If you've spent time racing sport bikes, you're aware of what role the dampener plays there.. But not many have ever got into enough trouble to see their limitations.

IF you progress from head shake into a tank slapper because of mechanical failure (I cut a front tire down at about 160 MPH) you don't want that rod rapidly jabbing at your knee and calf which SHOULD be right in that area somewhere.. Because the right move would be to sit on the tank (middle of the bike) to reduce the wobble on you and hopefully allow you to "cleanly" ditch without raking off the clip ons with your knees.

If you'll be riding plenty of wheelies.. I'd always have one. Sitting it down crossed up, no matter the trail, will result in wobble.

Oh, and they typically articulate laterally. They will always work best when controlling the centripetal motion rather than trying to reduce the motion from a single side. The arc is greater (longer) in this direction (left to right side of the bike) and therefor can allow the dampener to better function by slowing the motion in a shorter distance. In a front to rear configuration, the dampener must allow the wheels to travel further from left to right before it begins to control the rate of rebound. It's not an instant dampening effect so it will travel some length before it starts to work. All of this also changes with the heat of the fluid inside it.
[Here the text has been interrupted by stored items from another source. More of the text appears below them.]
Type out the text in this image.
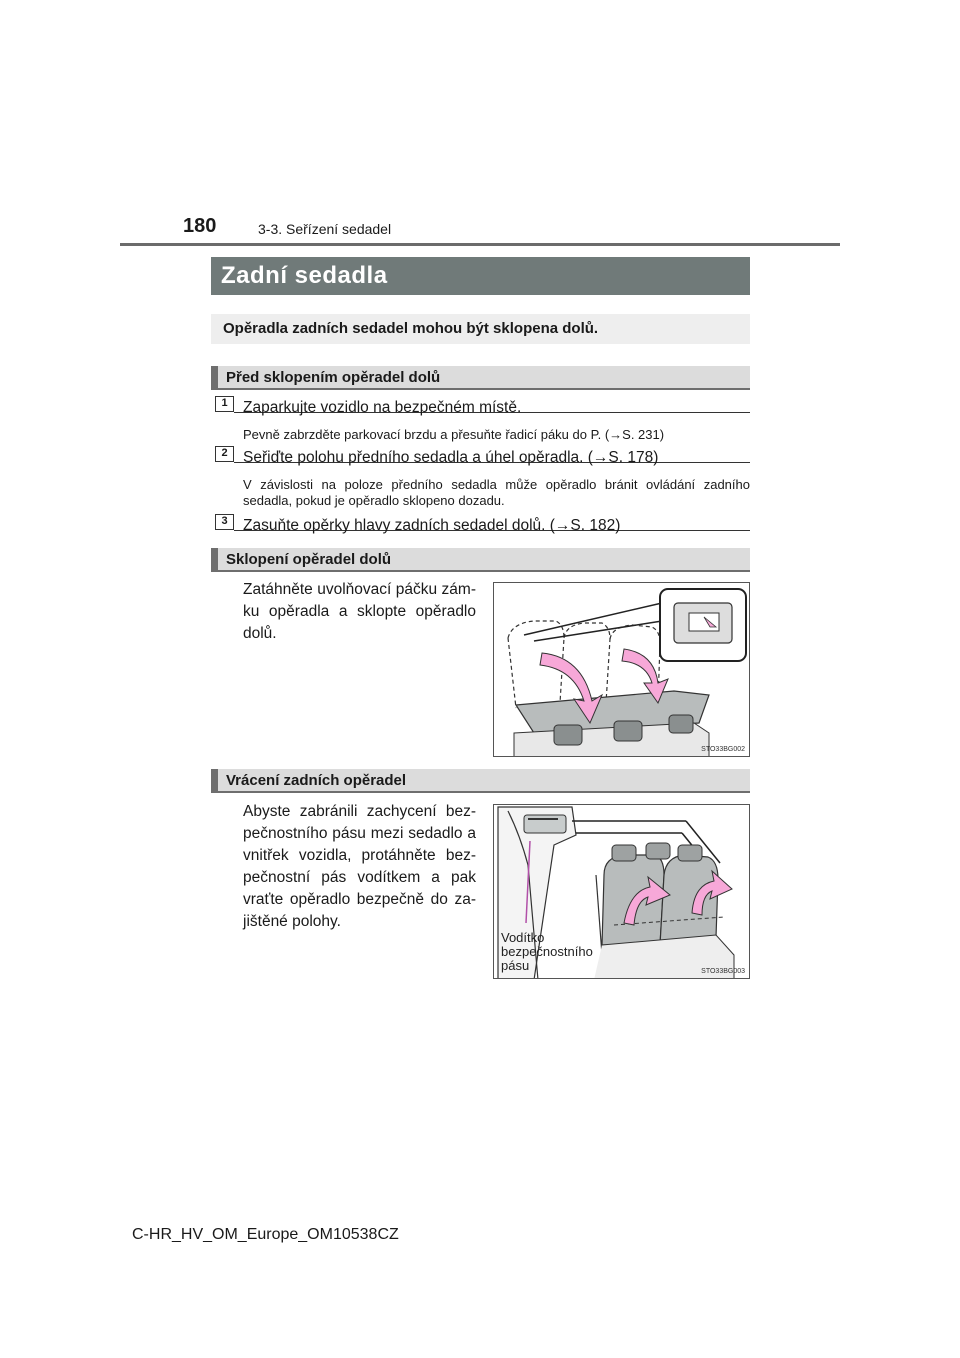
180	3-3. Seřízení sedadel
Zadní sedadla
Opěradla zadních sedadel mohou být sklopena dolů.
Před sklopením opěradel dolů
1 Zaparkujte vozidlo na bezpečném místě.
Pevně zabrzděte parkovací brzdu a přesuňte řadicí páku do P. (→S. 231)
2 Seřiďte polohu předního sedadla a úhel opěradla. (→S. 178)
V závislosti na poloze předního sedadla může opěradlo bránit ovládání zadního sedadla, pokud je opěradlo sklopeno dozadu.
3 Zasuňte opěrky hlavy zadních sedadel dolů. (→S. 182)
Sklopení opěradel dolů
Zatáhněte uvolňovací páčku zám-ku opěradla a sklopte opěradlo dolů.
STO33BG002
Vrácení zadních opěradel
Abyste zabránili zachycení bez-pečnostního pásu mezi sedadlo a vnitřek vozidla, protáhněte bez-pečnostní pás vodítkem a pak vraťte opěradlo bezpečně do za-jištěné polohy.
Vodítko
bezpečnostního
pásu	STO33BG003
C-HR_HV_OM_Europe_OM10538CZ
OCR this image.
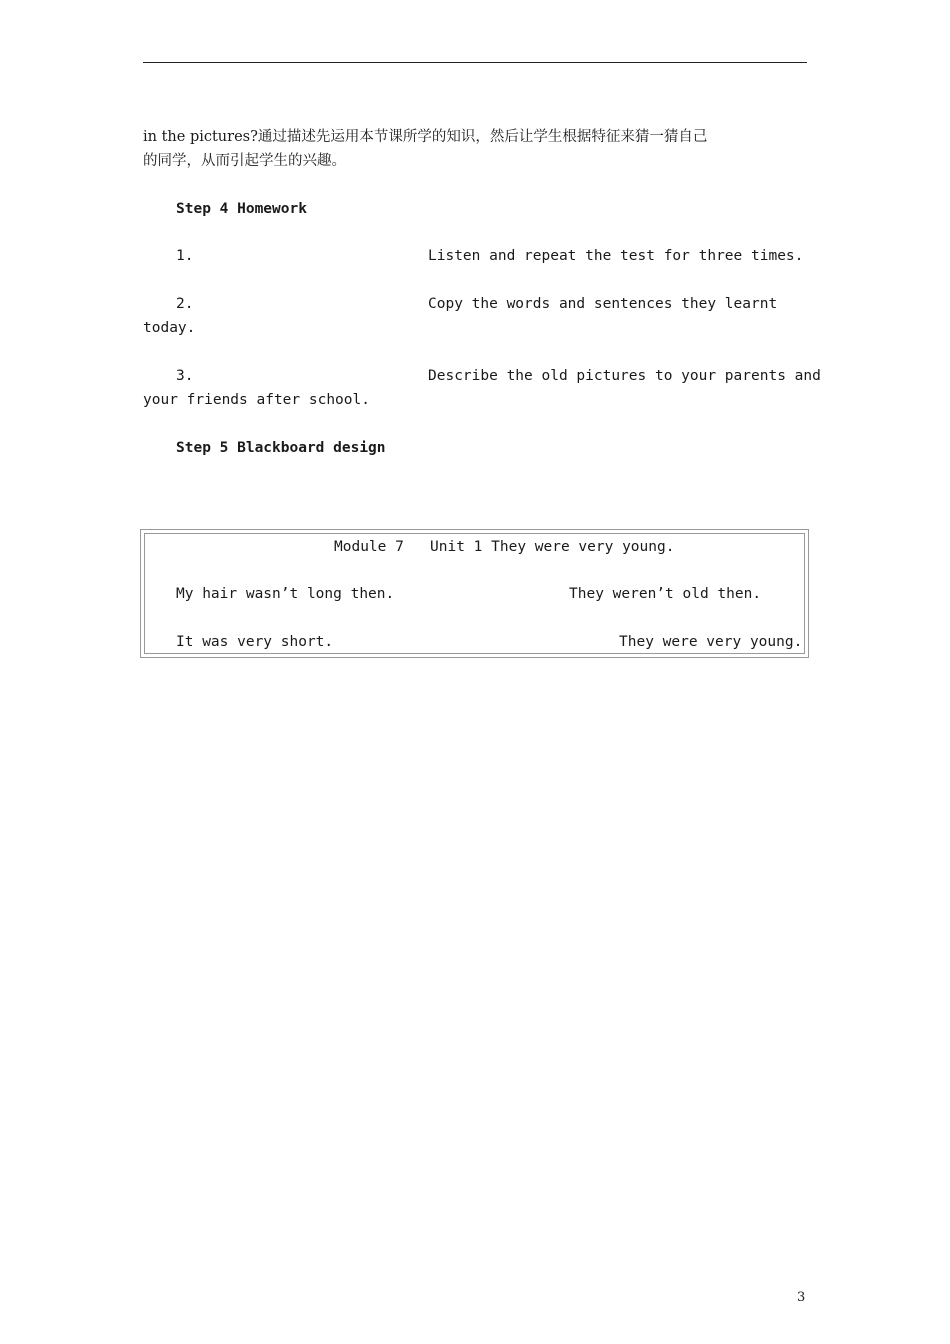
in the pictures?通过描述先运用本节课所学的知识，然后让学生根据特征来猜一猜自己
的同学，从而引起学生的兴趣。
Step 4 Homework
1.	Listen and repeat the test for three times.
2.	Copy the words and sentences they learnt
today.
3.	Describe the old pictures to your parents and
your friends after school.
Step 5 Blackboard design
Module 7   Unit 1 They were very young.
My hair wasn’t long then.	They weren’t old then.
It was very short.	They were very young.
3
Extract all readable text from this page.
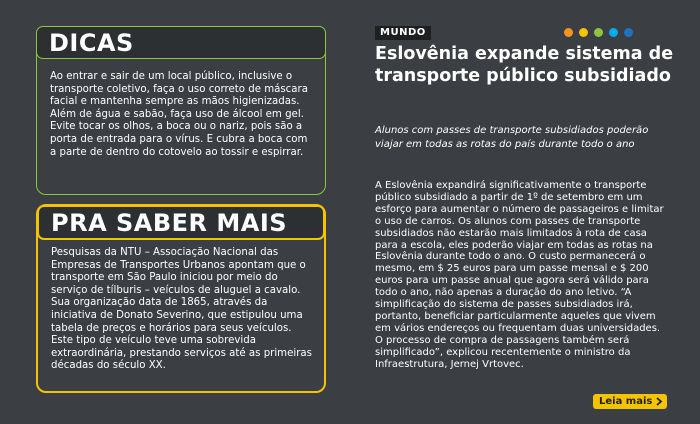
DICAS

Ao entrar e sair de um local público, inclusive o transporte coletivo, faça o uso correto de máscara facial e mantenha sempre as mãos higienizadas. Além de água e sabão, faça uso de álcool em gel. Evite tocar os olhos, a boca ou o nariz, pois são a porta de entrada para o vírus. E cubra a boca com a parte de dentro do cotovelo ao tossir e espirrar.

PRA SABER MAIS

Pesquisas da NTU – Associação Nacional das Empresas de Transportes Urbanos apontam que o transporte em São Paulo iniciou por meio do serviço de tílburis – veículos de aluguel a cavalo. Sua organização data de 1865, através da iniciativa de Donato Severino, que estipulou uma tabela de preços e horários para seus veículos. Este tipo de veículo teve uma sobrevida extraordinária, prestando serviços até as primeiras décadas do século XX.

MUNDO
Eslovênia expande sistema de transporte público subsidiado

Alunos com passes de transporte subsidiados poderão viajar em todas as rotas do país durante todo o ano

A Eslovênia expandirá significativamente o transporte público subsidiado a partir de 1º de setembro em um esforço para aumentar o número de passageiros e limitar o uso de carros. Os alunos com passes de transporte subsidiados não estarão mais limitados à rota de casa para a escola, eles poderão viajar em todas as rotas na Eslovênia durante todo o ano. O custo permanecerá o mesmo, em $ 25 euros para um passe mensal e $ 200 euros para um passe anual que agora será válido para todo o ano, não apenas a duração do ano letivo. “A simplificação do sistema de passes subsidiados irá, portanto, beneficiar particularmente aqueles que vivem em vários endereços ou frequentam duas universidades. O processo de compra de passagens também será simplificado”, explicou recentemente o ministro da Infraestrutura, Jernej Vrtovec.

Leia mais
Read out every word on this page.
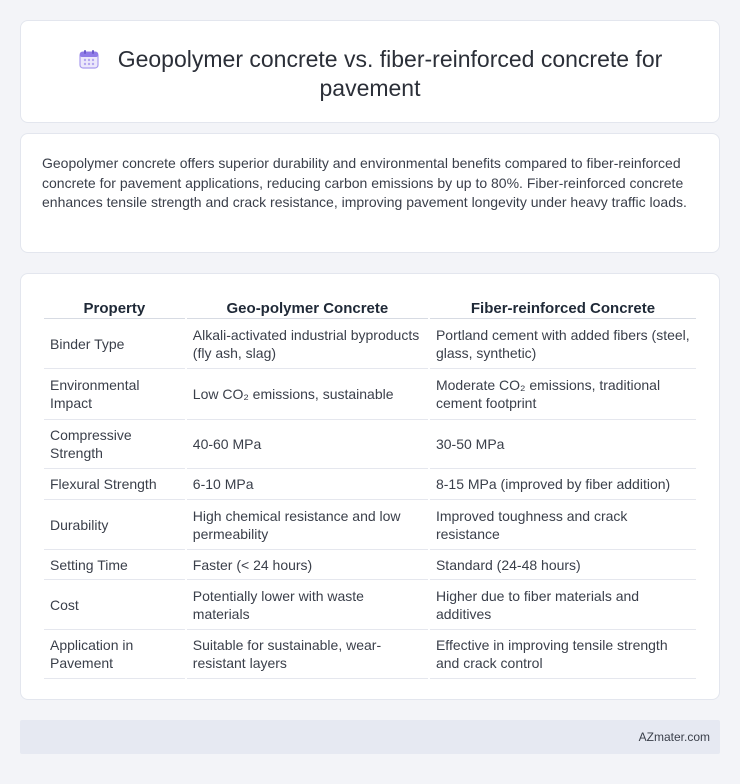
Geopolymer concrete vs. fiber-reinforced concrete for pavement

Geopolymer concrete offers superior durability and environmental benefits compared to fiber-reinforced concrete for pavement applications, reducing carbon emissions by up to 80%. Fiber-reinforced concrete enhances tensile strength and crack resistance, improving pavement longevity under heavy traffic loads.

Property	Geo-polymer Concrete	Fiber-reinforced Concrete
Binder Type	Alkali-activated industrial byproducts (fly ash, slag)	Portland cement with added fibers (steel, glass, synthetic)
Environmental Impact	Low CO₂ emissions, sustainable	Moderate CO₂ emissions, traditional cement footprint
Compressive Strength	40-60 MPa	30-50 MPa
Flexural Strength	6-10 MPa	8-15 MPa (improved by fiber addition)
Durability	High chemical resistance and low permeability	Improved toughness and crack resistance
Setting Time	Faster (< 24 hours)	Standard (24-48 hours)
Cost	Potentially lower with waste materials	Higher due to fiber materials and additives
Application in Pavement	Suitable for sustainable, wear-resistant layers	Effective in improving tensile strength and crack control
AZmater.com
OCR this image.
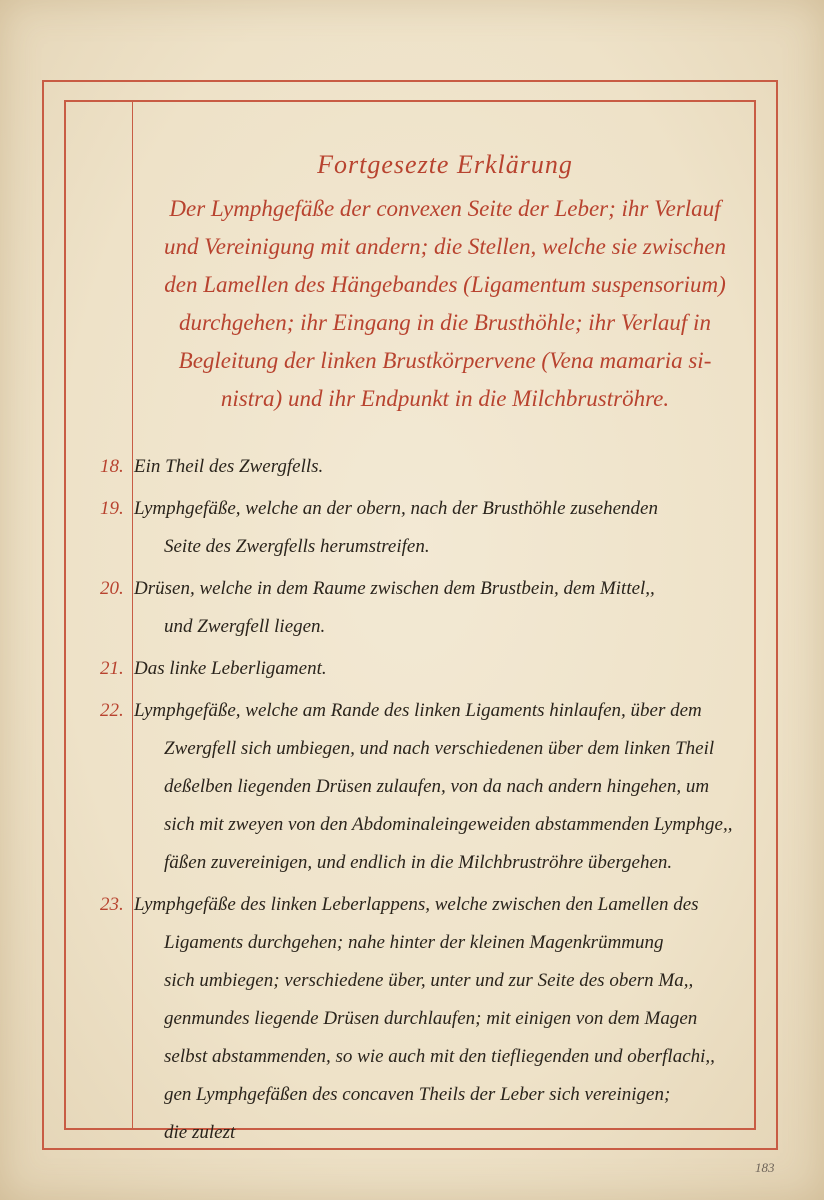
Fortgesezte Erklärung
Der Lymphgefäße der convexen Seite der Leber; ihr Verlauf
und Vereinigung mit andern; die Stellen, welche sie zwischen
den Lamellen des Hängebandes (Ligamentum suspensorium)
durchgehen; ihr Eingang in die Brusthöhle; ihr Verlauf in
Begleitung der linken Brustkörpervene (Vena mamaria si-
nistra) und ihr Endpunkt in die Milchbruströhre.
18. Ein Theil des Zwergfells.
19. Lymphgefäße, welche an der obern, nach der Brusthöhle zusehenden
Seite des Zwergfells herumstreifen.
20. Drüsen, welche in dem Raume zwischen dem Brustbein, dem Mittel,,
und Zwergfell liegen.
21. Das linke Leberligament.
22. Lymphgefäße, welche am Rande des linken Ligaments hinlaufen, über dem
Zwergfell sich umbiegen, und nach verschiedenen über dem linken Theil
deßelben liegenden Drüsen zulaufen, von da nach andern hingehen, um
sich mit zweyen von den Abdominaleingeweiden abstammenden Lymphge,,
fäßen zuvereinigen, und endlich in die Milchbruströhre übergehen.
23. Lymphgefäße des linken Leberlappens, welche zwischen den Lamellen des
Ligaments durchgehen; nahe hinter der kleinen Magenkrümmung
sich umbiegen; verschiedene über, unter und zur Seite des obern Ma,,
genmundes liegende Drüsen durchlaufen; mit einigen von dem Magen
selbst abstammenden, so wie auch mit den tiefliegenden und oberflachi,,
gen Lymphgefäßen des concaven Theils der Leber sich vereinigen;
die zulezt
183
Most dampeners cannot be made soft enough to really work the way the pictures show these two set up. In a high speed situation you would actually have the front sliding from side to side rather than wobbling as the dampener tries to do its job. Basically, you get head shake with the front tire screeching at 100+.

All that said.. It'll work for what you want to use it for. But if you wanted to get the most out of it.. Take all that info into consideration.
Very well said... My Damper on the Duc, and most race bikes are in fact mounted across the top, right behind the steering stem. There are a few race bikes like the Desmosedicci, that still have it frame mounted like this, and usually on the left side. On more than one track day I've had some bad head shake when braking hard into a turn and sometimes worse coming out on open throttle. The damper is one of two huge safety upgrades I did to the race bike, the second being a slipper clutch. Both of them have kept me out of trouble where in the past I have nearly crashed, and in one case crashed badly (not having a slipper clutch). On this CFL I doubt it will ever have any real effect, but maybe there might be an odd occasion or two where a chirp in the road cause a little the wobble that the damper will help absorb. Mostly it goes along with my personality and the theme of the bike.